Tutors and COMP friends are not allowed to help you with problem sets or written worksheets. They may help you with general course material questions and for additional help in preparing for exams, however we encourage you to rely on UTA assistance foremost.

Code Review Test

Kris reserves the right to, at any time, ask you to submit to an "code review" test with him or a head TA. We may ask you to meet to explain any line of code or decision made in your program that we deem suspicious or confusing. Thus, you should be able to comfortably explain why you (and you alone) wrote any single line of code in a problem set.

Early and Late Submission Policy

Starting and finishing programming assignments as early as possible is the key to success in COMP110. As such, we want to reward and encourage you for submitting your work early. Falling behind in COMP110 is perilous because the concepts build on one another as the semester progresses.

  • More than 48 hours before deadline: 5% extra credit
  • 24 to 48 hours before deadline: (hours before - 24) / 24 * 5% extra credit
  • 0 to 24 hours before deadline: no extra credit nor penalty
  • 0 to 1 week after deadline: (hours late - 168) / 168 * 50% penalty
  • More than 1 week after deadline: 50% penalty

Late Point Forgiveness Insurance Policy

As "insurance" against sickness, computer crashes, conflicts with other coursework, etc., every student in the course is forgiven 100 points worth of late penalties at the end of the semester. Note that "late penalty" means points deducted for credit that would have otherwise been earned and these points will not be added unless the assignment has been completed in full. Like insurance, there is no reward for not needing to use these points and you should try to avoid using them outside of unpredictable, emergency situations like a computer crashing or being hospitalized.

Grading Scale Breakdown

A: 93-100
A-: 90-92
B+: 87-89
B: 83-86
B-: 80-82
C+: 77-79
C: 73-76
C-: 70-72
D**: 60-69
F: 59 or below

In cases of fractional points, grades will be rounded up if greater than 0.499999999...
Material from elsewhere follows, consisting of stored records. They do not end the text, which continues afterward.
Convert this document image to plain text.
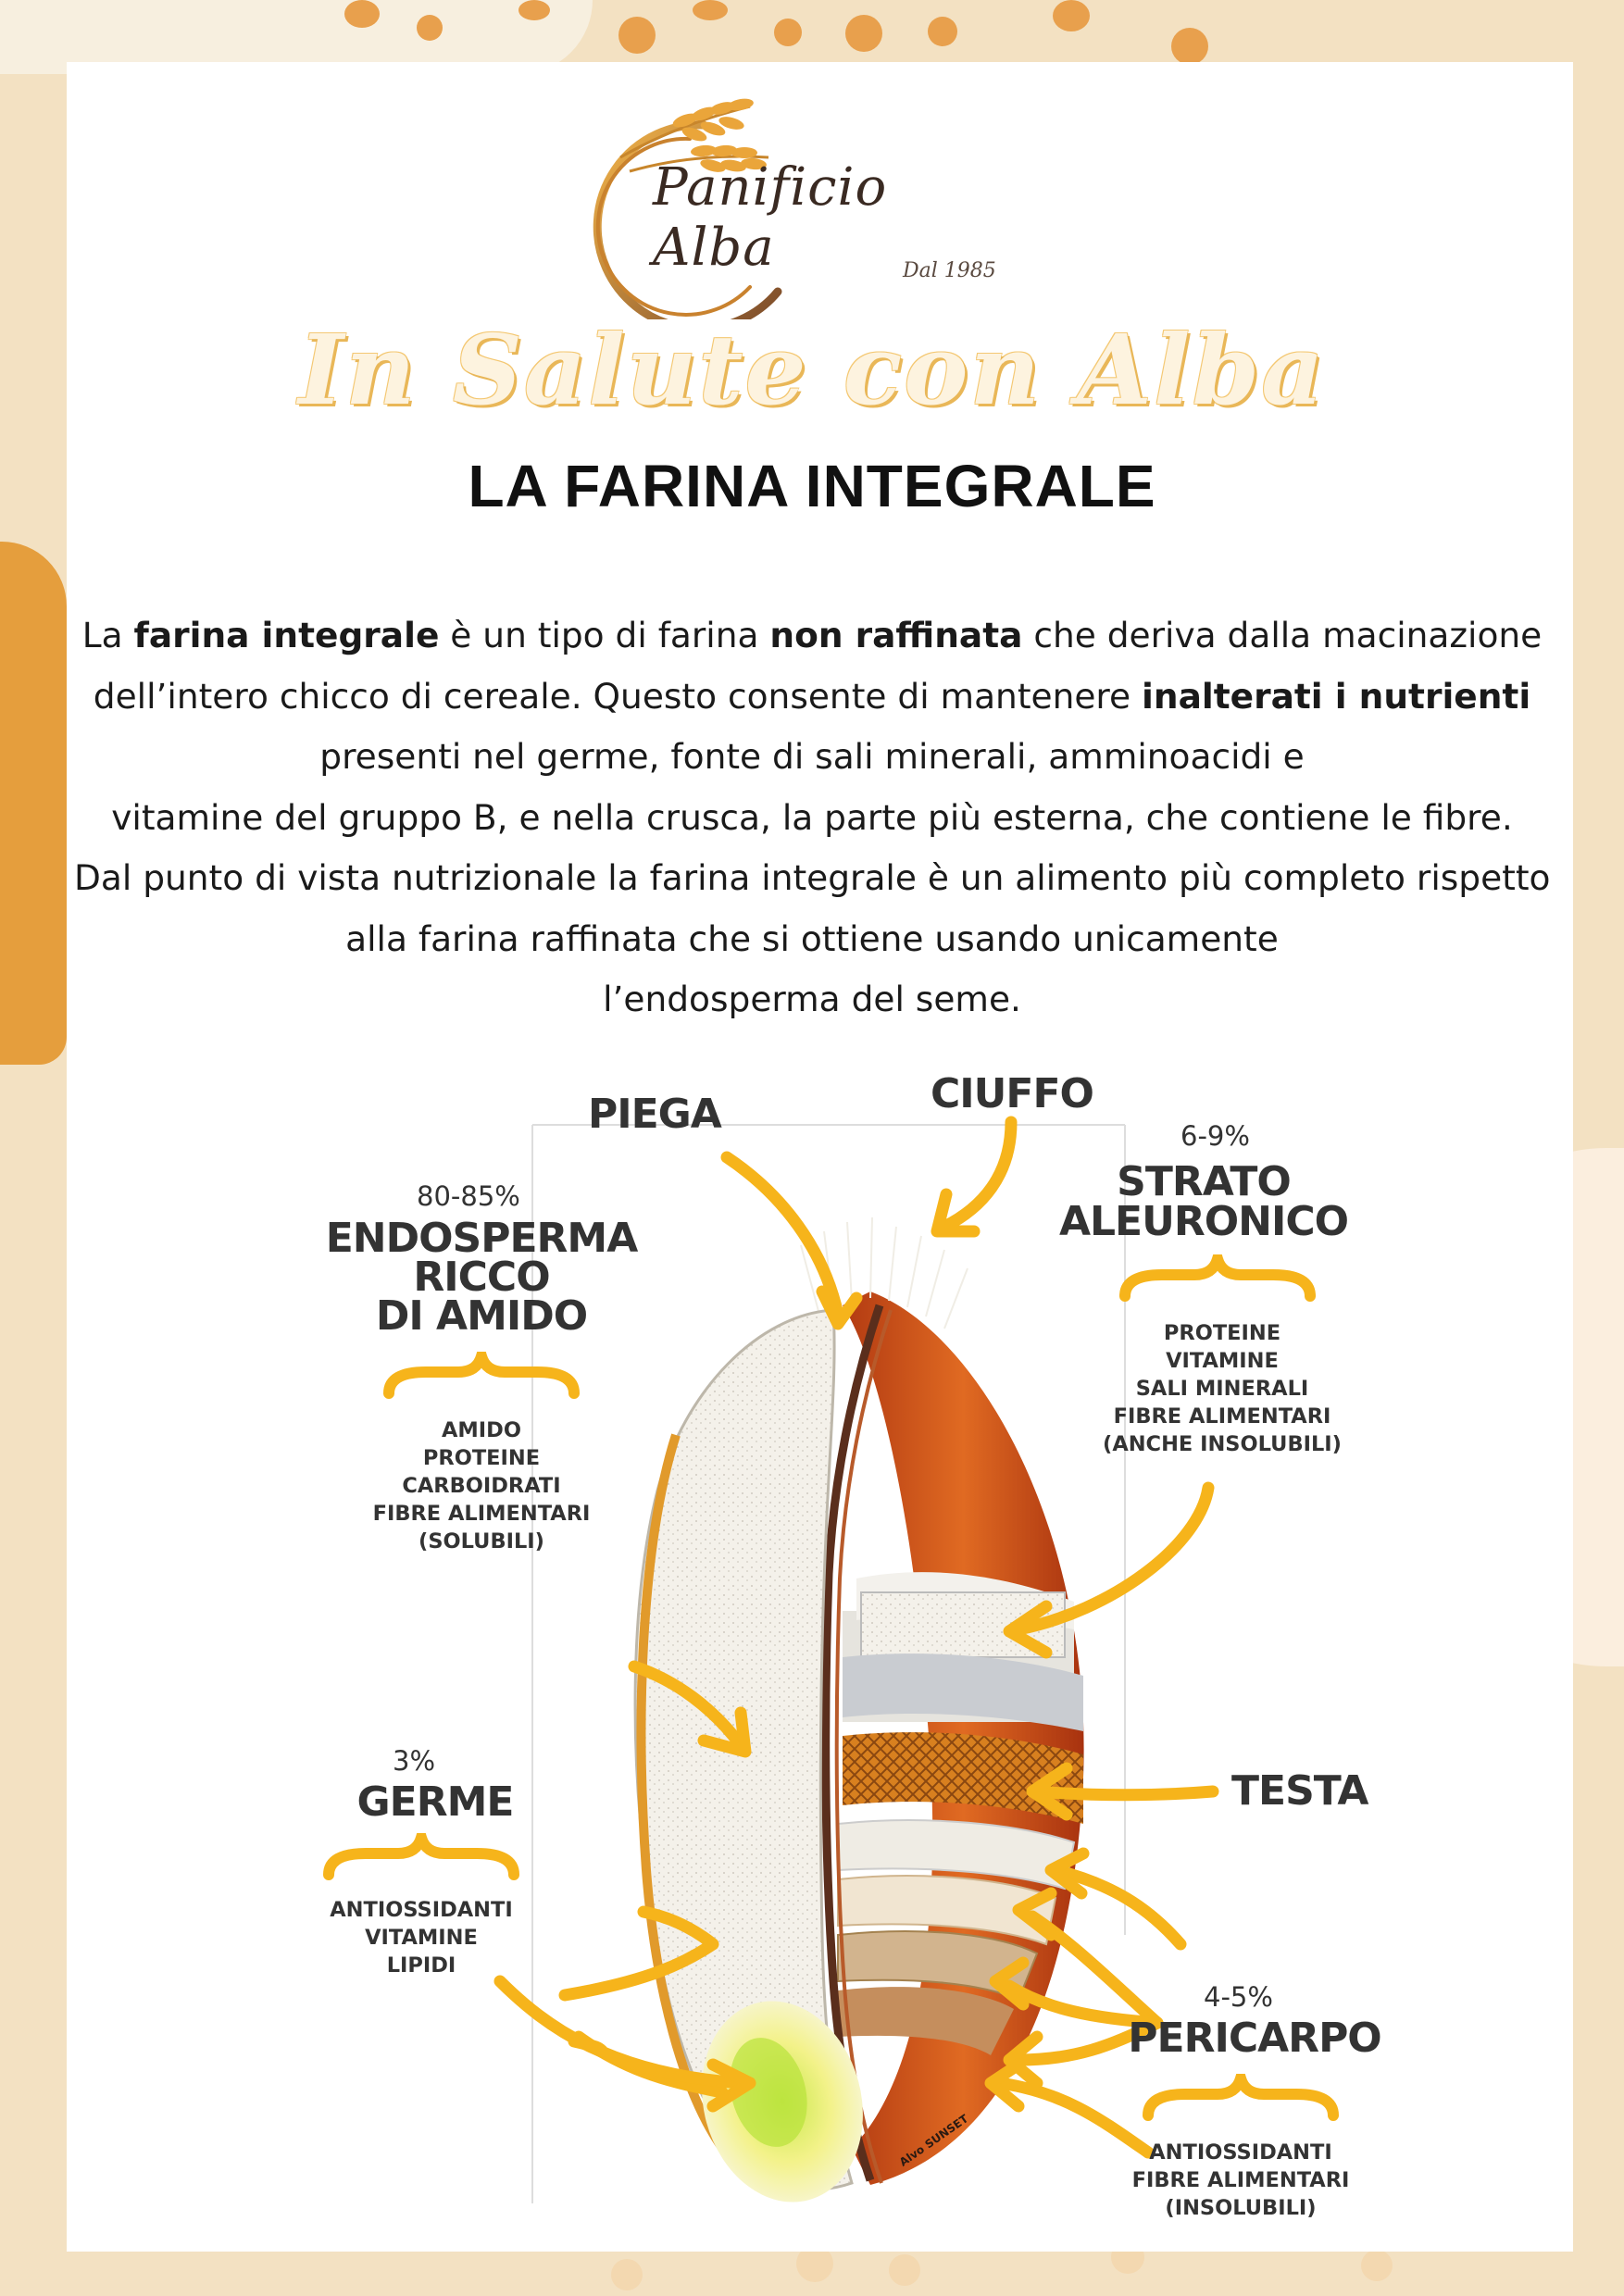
Panificio Alba	Dal 1985
In Salute con Alba
LA FARINA INTEGRALE
La farina integrale è un tipo di farina non raffinata che deriva dalla macinazione
dell’intero chicco di cereale. Questo consente di mantenere inalterati i nutrienti
presenti nel germe, fonte di sali minerali, amminoacidi e
vitamine del gruppo B, e nella crusca, la parte più esterna, che contiene le fibre.
Dal punto di vista nutrizionale la farina integrale è un alimento più completo rispetto
alla farina raffinata che si ottiene usando unicamente
l’endosperma del seme.
PIEGA	CIUFFO
80-85%
ENDOSPERMA
RICCO
DI AMIDO
AMIDO
PROTEINE
CARBOIDRATI
FIBRE ALIMENTARI
(SOLUBILI)
6-9%
STRATO
ALEURONICO
PROTEINE
VITAMINE
SALI MINERALI
FIBRE ALIMENTARI
(ANCHE INSOLUBILI)
3%
GERME
ANTIOSSIDANTI
VITAMINE
LIPIDI
TESTA
4-5%
PERICARPO
ANTIOSSIDANTI
FIBRE ALIMENTARI
(INSOLUBILI)
Alvo SUNSET
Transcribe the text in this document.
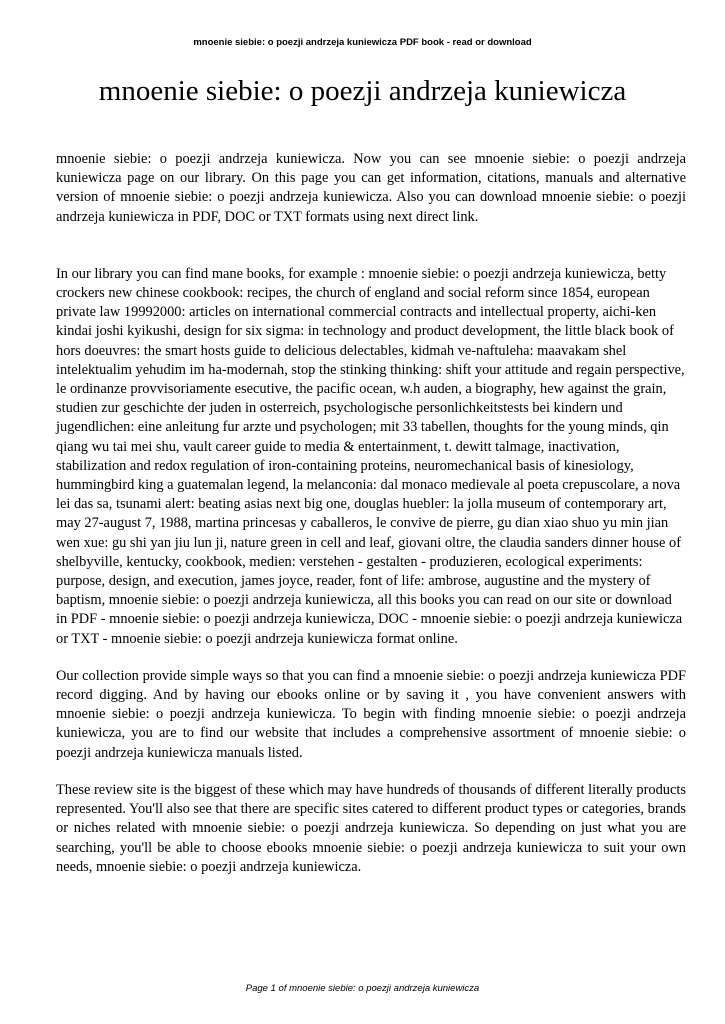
mnoenie siebie: o poezji andrzeja kuniewicza PDF book - read or download
mnoenie siebie: o poezji andrzeja kuniewicza

mnoenie siebie: o poezji andrzeja kuniewicza. Now you can see mnoenie siebie: o poezji andrzeja kuniewicza page on our library. On this page you can get information, citations, manuals and alternative version of mnoenie siebie: o poezji andrzeja kuniewicza. Also you can download mnoenie siebie: o poezji andrzeja kuniewicza in PDF, DOC or TXT formats using next direct link.

In our library you can find mane books, for example : mnoenie siebie: o poezji andrzeja kuniewicza, betty crockers new chinese cookbook: recipes, the church of england and social reform since 1854, european private law 19992000: articles on international commercial contracts and intellectual property, aichi-ken kindai joshi kyikushi, design for six sigma: in technology and product development, the little black book of hors doeuvres: the smart hosts guide to delicious delectables, kidmah ve-naftuleha: maavakam shel intelektualim yehudim im ha-modernah, stop the stinking thinking: shift your attitude and regain perspective, le ordinanze provvisoriamente esecutive, the pacific ocean, w.h auden, a biography, hew against the grain, studien zur geschichte der juden in osterreich, psychologische personlichkeitstests bei kindern und jugendlichen: eine anleitung fur arzte und psychologen; mit 33 tabellen, thoughts for the young minds, qin qiang wu tai mei shu, vault career guide to media & entertainment, t. dewitt talmage, inactivation, stabilization and redox regulation of iron-containing proteins, neuromechanical basis of kinesiology, hummingbird king a guatemalan legend, la melanconia: dal monaco medievale al poeta crepuscolare, a nova lei das sa, tsunami alert: beating asias next big one, douglas huebler: la jolla museum of contemporary art, may 27-august 7, 1988, martina princesas y caballeros, le convive de pierre, gu dian xiao shuo yu min jian wen xue: gu shi yan jiu lun ji, nature green in cell and leaf, giovani oltre, the claudia sanders dinner house of shelbyville, kentucky, cookbook, medien: verstehen - gestalten - produzieren, ecological experiments: purpose, design, and execution, james joyce, reader, font of life: ambrose, augustine and the mystery of baptism, mnoenie siebie: o poezji andrzeja kuniewicza, all this books you can read on our site or download in PDF - mnoenie siebie: o poezji andrzeja kuniewicza, DOC - mnoenie siebie: o poezji andrzeja kuniewicza or TXT - mnoenie siebie: o poezji andrzeja kuniewicza format online.

Our collection provide simple ways so that you can find a mnoenie siebie: o poezji andrzeja kuniewicza PDF record digging. And by having our ebooks online or by saving it , you have convenient answers with mnoenie siebie: o poezji andrzeja kuniewicza. To begin with finding mnoenie siebie: o poezji andrzeja kuniewicza, you are to find our website that includes a comprehensive assortment of mnoenie siebie: o poezji andrzeja kuniewicza manuals listed.

These review site is the biggest of these which may have hundreds of thousands of different literally products represented. You'll also see that there are specific sites catered to different product types or categories, brands or niches related with mnoenie siebie: o poezji andrzeja kuniewicza. So depending on just what you are searching, you'll be able to choose ebooks mnoenie siebie: o poezji andrzeja kuniewicza to suit your own needs, mnoenie siebie: o poezji andrzeja kuniewicza.

Page 1 of mnoenie siebie: o poezji andrzeja kuniewicza
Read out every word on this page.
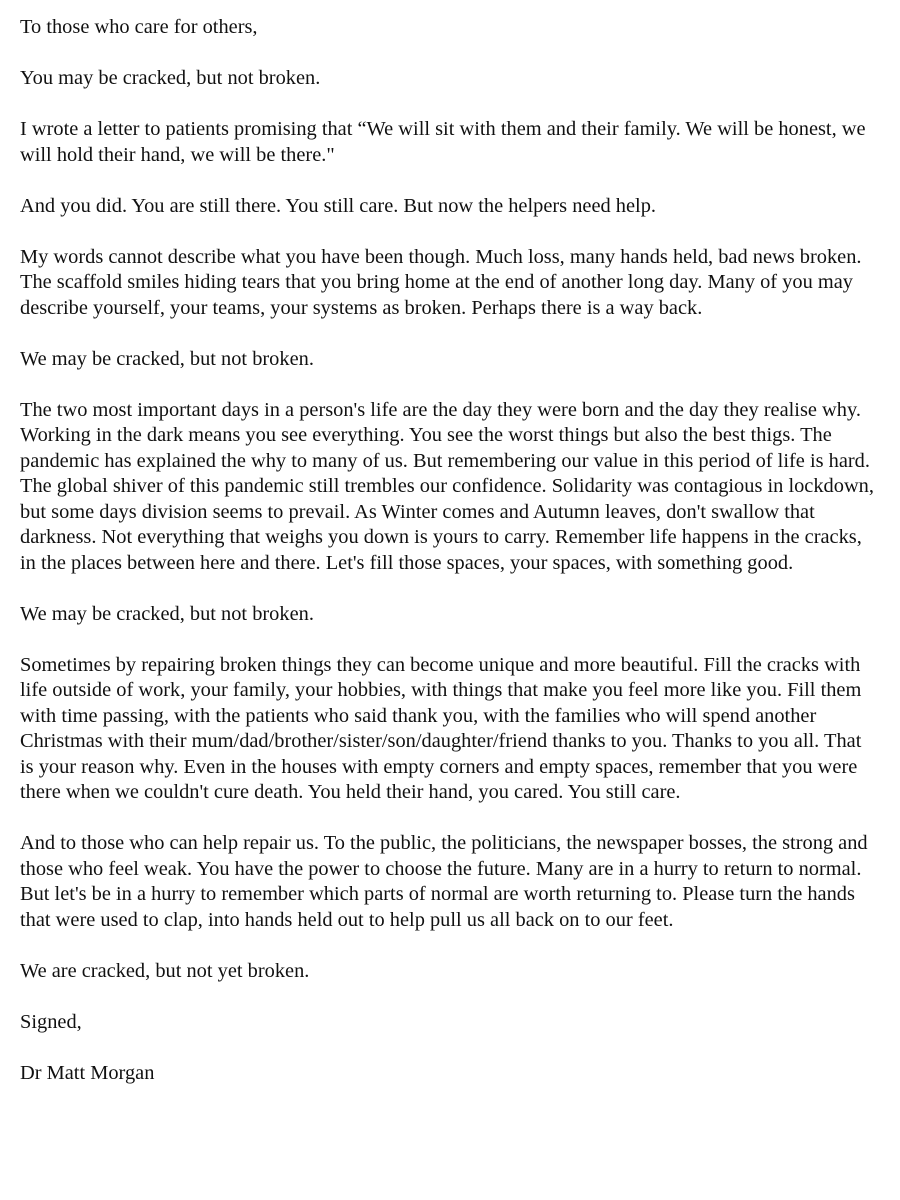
To those who care for others,

You may be cracked, but not broken.

I wrote a letter to patients promising that “We will sit with them and their family. We will be honest, we will hold their hand, we will be there."

And you did. You are still there. You still care. But now the helpers need help.

My words cannot describe what you have been though. Much loss, many hands held, bad news broken. The scaffold smiles hiding tears that you bring home at the end of another long day. Many of you may describe yourself, your teams, your systems as broken. Perhaps there is a way back.

We may be cracked, but not broken.

The two most important days in a person's life are the day they were born and the day they realise why. Working in the dark means you see everything. You see the worst things but also the best thigs. The pandemic has explained the why to many of us. But remembering our value in this period of life is hard. The global shiver of this pandemic still trembles our confidence. Solidarity was contagious in lockdown, but some days division seems to prevail. As Winter comes and Autumn leaves, don't swallow that darkness. Not everything that weighs you down is yours to carry. Remember life happens in the cracks, in the places between here and there. Let's fill those spaces, your spaces, with something good.

We may be cracked, but not broken.

Sometimes by repairing broken things they can become unique and more beautiful. Fill the cracks with life outside of work, your family, your hobbies, with things that make you feel more like you. Fill them with time passing, with the patients who said thank you, with the families who will spend another Christmas with their mum/dad/brother/sister/son/daughter/friend thanks to you. Thanks to you all. That is your reason why. Even in the houses with empty corners and empty spaces, remember that you were there when we couldn't cure death. You held their hand, you cared. You still care.

And to those who can help repair us. To the public, the politicians, the newspaper bosses, the strong and those who feel weak. You have the power to choose the future. Many are in a hurry to return to normal. But let's be in a hurry to remember which parts of normal are worth returning to. Please turn the hands that were used to clap, into hands held out to help pull us all back on to our feet.

We are cracked, but not yet broken.

Signed,

Dr Matt Morgan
** If you do not score higher than a 30% on the final exam, the highest letter grade you can earn in COMP110 is a D.

Class Participation

Class attendance and participation is required to do well in this course. The instructor reserves the right to use different means to classify as class participation – you will be clearly informed during the semester, but expect to encounter PollEverywhere quite frequently.

Course Schedule

See the course calendar.


The instructor reserves to right to make changes to the syllabus, including assignment due dates and exam dates. These changes will be announced as early as possible.

Check regularly for updates and announcements!